Graphic Novel Review: It Won’t Always Be Like This: A Graphic Memoir by Malaka Gharib

It Won’t Always Be Like This: A Graphic Memoir by Malaka Gharib. Ten Speed Press, 2022. 9781984860293.

After her parents divorced, Malaka Gharib spent summers with her father and his side of her family in Egypt. In the first chapter, when she is nine, Malaka meets Hala, her new stepmother, a pretty young woman who seems fun and playful. They stay at the hotel where her dad works, and she and Hala spend a lot of time together. Despite the lack of much common language they get to know each other pretty well. In later summers as Malaka’s father’s new family continues to grow, she feels like she’s not quite a part of it.
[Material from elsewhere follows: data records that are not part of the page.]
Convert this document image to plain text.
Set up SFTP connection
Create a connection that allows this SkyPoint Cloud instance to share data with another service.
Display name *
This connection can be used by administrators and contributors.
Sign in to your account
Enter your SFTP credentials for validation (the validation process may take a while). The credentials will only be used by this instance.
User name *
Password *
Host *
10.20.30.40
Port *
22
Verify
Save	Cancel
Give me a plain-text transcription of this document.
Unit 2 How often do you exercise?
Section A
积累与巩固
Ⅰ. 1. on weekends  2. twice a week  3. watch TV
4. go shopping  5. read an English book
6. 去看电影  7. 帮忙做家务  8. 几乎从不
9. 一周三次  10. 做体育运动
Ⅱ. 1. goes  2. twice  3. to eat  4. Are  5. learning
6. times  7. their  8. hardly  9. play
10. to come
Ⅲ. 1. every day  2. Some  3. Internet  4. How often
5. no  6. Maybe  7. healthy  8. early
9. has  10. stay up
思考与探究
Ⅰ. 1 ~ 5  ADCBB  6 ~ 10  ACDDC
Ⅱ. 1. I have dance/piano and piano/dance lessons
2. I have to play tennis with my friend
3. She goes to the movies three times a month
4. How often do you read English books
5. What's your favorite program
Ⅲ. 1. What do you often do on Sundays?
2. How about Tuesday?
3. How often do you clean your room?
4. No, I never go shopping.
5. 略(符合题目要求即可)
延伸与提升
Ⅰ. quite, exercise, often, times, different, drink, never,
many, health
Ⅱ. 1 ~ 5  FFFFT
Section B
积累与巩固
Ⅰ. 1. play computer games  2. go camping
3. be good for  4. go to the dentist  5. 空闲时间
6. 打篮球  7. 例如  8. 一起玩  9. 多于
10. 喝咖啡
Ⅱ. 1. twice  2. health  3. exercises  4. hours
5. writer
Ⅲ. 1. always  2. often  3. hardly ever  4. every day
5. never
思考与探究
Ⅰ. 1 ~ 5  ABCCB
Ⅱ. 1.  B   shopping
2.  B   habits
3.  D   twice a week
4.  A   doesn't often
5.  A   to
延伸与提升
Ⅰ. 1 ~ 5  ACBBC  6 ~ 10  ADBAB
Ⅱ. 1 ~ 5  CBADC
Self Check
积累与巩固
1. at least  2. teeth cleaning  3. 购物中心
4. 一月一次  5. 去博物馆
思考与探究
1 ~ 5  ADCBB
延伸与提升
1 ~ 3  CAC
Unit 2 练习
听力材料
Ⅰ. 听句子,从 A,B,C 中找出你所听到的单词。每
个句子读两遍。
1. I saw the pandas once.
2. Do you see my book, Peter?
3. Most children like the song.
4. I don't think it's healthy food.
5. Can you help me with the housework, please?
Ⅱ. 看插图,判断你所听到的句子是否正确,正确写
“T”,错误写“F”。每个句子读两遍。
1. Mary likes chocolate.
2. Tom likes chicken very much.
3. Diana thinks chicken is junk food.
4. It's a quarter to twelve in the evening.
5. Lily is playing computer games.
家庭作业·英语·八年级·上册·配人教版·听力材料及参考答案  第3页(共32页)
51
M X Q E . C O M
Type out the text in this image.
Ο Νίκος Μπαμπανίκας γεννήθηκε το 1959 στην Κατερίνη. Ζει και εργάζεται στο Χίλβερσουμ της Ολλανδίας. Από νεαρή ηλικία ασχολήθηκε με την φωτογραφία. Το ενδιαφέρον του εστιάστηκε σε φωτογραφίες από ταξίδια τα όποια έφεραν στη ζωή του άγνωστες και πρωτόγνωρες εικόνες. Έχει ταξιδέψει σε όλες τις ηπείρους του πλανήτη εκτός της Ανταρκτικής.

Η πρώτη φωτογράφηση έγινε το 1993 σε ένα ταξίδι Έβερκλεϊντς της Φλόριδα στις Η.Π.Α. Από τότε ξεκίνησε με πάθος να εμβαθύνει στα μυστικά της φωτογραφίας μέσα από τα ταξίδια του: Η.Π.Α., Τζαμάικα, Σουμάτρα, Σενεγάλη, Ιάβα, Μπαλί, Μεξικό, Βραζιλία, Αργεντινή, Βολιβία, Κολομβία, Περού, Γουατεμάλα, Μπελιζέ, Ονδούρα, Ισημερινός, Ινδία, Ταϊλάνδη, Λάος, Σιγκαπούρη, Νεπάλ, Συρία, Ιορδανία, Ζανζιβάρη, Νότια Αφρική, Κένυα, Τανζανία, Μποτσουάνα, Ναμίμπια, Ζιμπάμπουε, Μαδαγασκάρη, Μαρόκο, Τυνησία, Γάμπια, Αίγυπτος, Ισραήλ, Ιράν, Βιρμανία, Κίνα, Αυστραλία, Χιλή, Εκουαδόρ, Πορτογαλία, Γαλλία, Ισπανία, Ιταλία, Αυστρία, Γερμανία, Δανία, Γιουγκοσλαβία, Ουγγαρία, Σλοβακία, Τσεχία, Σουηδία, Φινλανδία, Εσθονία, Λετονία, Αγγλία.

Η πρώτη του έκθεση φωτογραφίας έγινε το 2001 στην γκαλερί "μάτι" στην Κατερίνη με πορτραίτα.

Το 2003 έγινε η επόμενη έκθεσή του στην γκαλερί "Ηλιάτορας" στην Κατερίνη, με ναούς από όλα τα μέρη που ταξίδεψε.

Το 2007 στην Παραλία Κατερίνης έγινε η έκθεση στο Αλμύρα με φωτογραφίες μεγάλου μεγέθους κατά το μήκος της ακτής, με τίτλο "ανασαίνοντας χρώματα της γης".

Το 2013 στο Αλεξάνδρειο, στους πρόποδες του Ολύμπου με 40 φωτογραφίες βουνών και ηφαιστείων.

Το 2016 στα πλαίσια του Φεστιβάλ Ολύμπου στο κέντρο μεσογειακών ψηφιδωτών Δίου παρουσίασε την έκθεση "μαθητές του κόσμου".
There’s a lot of teenage awkwardness, much of it about trying to relate to family across languages and cultures, but for me the heart of the book is when she becomes an adult and starts to understand Hala as a person, to see the problems in Hala’s marriage to her father.

I recently reconnected with my stepmother who I hadn’t seen in almost forty years, and no book has reminded me of knowing her as a kid as much as this one. I admire Gharib’s ability to create coherent memoirs about her teen years as much as I love the style of her drawings. This is a great book, and a follow-up to her first graphic memoir, I Was Their American Dream.